Having been informed that a person had been charged with the murder of D the Coroner was obliged to suspend the inquest. Paragraph 8(1) of Schedule 1 of the CJA provides that once suspended an investigation may not be resumed unless, but must be resumed if, the senior coroner thinks that there is sufficient reason for resuming it. The decision of a Coroner on whether or not to resume an inquest has been described as one “of a highly discretionary character”. Here the central issue was whether other procedures had collectively answered the statutory questions (including how the deceased came to die) in a manner which adequately served the public interest. It fell therefore to the Coroner to consider the totality of the investigations and procedures undertaken at the time of her decision.
There is no prescriptive approach to the form of an Article 2 investigation and, although its precise constituents will vary from case to case, the minimum requirements were set out in Jordan v United Kingdom (24746/94) (2003) 37 EHRR 2,  5 WLUK 158 : the authorities must act of their own motion; the investigation must be independent, effective and reasonably prompt; there must be a sufficient element of public scrutiny of the investigation or its results to secure accountability; and there must be involvement of the next of kin to the extent necessary to safeguard his or her legitimate interests. In delivering his judgment, Garnham J went on to observe that it was also important to record what was not required:
- No particular procedure had to be adopted in order to fulfil the Jordan requirements. The requirements can be satisfied by a set of separate investigations, rather than by a single, unified procedure.

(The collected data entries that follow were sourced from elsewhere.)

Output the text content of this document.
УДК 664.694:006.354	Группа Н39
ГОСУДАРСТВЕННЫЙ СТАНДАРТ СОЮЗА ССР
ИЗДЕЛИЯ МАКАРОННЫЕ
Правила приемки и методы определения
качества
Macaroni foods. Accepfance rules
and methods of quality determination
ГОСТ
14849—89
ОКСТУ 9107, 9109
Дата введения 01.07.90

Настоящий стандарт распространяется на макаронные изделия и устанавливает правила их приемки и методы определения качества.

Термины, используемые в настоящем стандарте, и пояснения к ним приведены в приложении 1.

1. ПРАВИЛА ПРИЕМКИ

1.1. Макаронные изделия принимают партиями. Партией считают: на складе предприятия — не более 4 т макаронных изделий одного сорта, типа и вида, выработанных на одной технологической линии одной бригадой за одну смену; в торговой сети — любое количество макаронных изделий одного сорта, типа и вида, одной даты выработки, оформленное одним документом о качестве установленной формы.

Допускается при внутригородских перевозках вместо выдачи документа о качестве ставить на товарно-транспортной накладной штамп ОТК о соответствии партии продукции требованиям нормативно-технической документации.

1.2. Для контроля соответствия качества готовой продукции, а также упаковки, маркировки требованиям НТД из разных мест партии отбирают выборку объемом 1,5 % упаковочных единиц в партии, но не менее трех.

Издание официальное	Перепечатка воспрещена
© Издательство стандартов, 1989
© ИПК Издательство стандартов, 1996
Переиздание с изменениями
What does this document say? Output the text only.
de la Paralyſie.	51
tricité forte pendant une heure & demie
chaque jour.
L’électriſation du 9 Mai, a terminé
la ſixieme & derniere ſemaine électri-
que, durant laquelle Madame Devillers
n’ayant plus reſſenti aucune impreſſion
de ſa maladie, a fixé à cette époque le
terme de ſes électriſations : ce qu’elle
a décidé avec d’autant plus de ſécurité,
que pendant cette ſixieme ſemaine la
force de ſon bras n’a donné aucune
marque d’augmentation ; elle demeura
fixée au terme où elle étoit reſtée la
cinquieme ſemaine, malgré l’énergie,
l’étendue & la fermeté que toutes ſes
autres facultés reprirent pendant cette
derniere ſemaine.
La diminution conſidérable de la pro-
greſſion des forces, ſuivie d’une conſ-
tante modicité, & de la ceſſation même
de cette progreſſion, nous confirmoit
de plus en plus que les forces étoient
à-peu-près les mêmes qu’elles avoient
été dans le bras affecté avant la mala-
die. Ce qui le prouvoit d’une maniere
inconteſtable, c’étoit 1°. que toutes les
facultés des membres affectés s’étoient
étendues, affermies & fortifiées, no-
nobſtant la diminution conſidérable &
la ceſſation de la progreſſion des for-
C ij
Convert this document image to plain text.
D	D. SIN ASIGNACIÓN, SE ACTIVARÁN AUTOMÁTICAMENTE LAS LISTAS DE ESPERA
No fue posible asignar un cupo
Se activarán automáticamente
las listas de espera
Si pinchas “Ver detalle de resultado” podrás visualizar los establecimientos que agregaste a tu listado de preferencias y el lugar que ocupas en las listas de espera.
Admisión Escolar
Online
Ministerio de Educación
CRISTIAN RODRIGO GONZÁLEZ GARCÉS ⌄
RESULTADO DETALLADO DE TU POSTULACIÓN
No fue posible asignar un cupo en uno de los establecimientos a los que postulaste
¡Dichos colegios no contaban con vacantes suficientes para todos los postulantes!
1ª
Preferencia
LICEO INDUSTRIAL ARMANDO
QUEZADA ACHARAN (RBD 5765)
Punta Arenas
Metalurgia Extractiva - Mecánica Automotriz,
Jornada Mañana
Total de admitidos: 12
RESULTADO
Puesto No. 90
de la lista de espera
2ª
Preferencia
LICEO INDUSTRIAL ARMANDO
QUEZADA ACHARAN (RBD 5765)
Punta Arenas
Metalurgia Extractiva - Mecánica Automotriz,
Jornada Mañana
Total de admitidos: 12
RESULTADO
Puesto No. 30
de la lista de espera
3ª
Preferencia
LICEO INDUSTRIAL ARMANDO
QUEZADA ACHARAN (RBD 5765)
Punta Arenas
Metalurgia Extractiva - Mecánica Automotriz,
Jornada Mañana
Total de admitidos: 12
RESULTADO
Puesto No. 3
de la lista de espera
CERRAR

- The requirement for the family of the deceased to be involved in the investigation did not mean the investigating authorities had to satisfy every request for a particular step to be taken.
- The requirement for public scrutiny did not invariably require a public hearing nor did it mean that the family had to be able directly to test the evidence.
- There was no requirement that each element of the investigative procedure met each one of the tests. [84-85].
The true test is, therefore, whether the processes, viewed collectively, meet the State’s investigative obligations and are Convention-compliant. The murder trial was not sufficient here because it became apparent that there were serious failings by the police contributing to D’s death. The Court observed that, in Article 2 terms, the trial went beyond determining L’s criminal responsibility. The sentencing judge’s remarks (intended to bring the failings of the police to public attention) prompted the IOPC and other investigations. These were prompt and effective; they variously identified individual and corporate failings, involved the family and published findings, ensuring a degree of public scrutiny to secure accountability. Disciplinary proceedings also ensured that the officers involved were held to account.
The family was devastated and outraged by the events and had derived no or little comfort from the investigations following upon D’s death. This may have led to a wish to further challenge the attitude of Sussex police and find a means to enquire more deeply into the perceived attitude of the force and its systemic failure to protect victims of stalking. This case defined the limits of investigation on its particular facts, proscribing the use of the coronial process as a form of ‘public enquiry’ where, as the Coroner herself submitted, other investigations had adequately covered or gone beyond the remit of an Article 2 inquest.
At the inquest’s close, and so as not to be inconsistent with L’s conviction for murder, the conclusion could only be ‘unlawful killing’. Moreover, a Regulation 28 report requiring action to prevent future deaths could achieve no more than that which had already been provided through the independent inquiries already undertaken.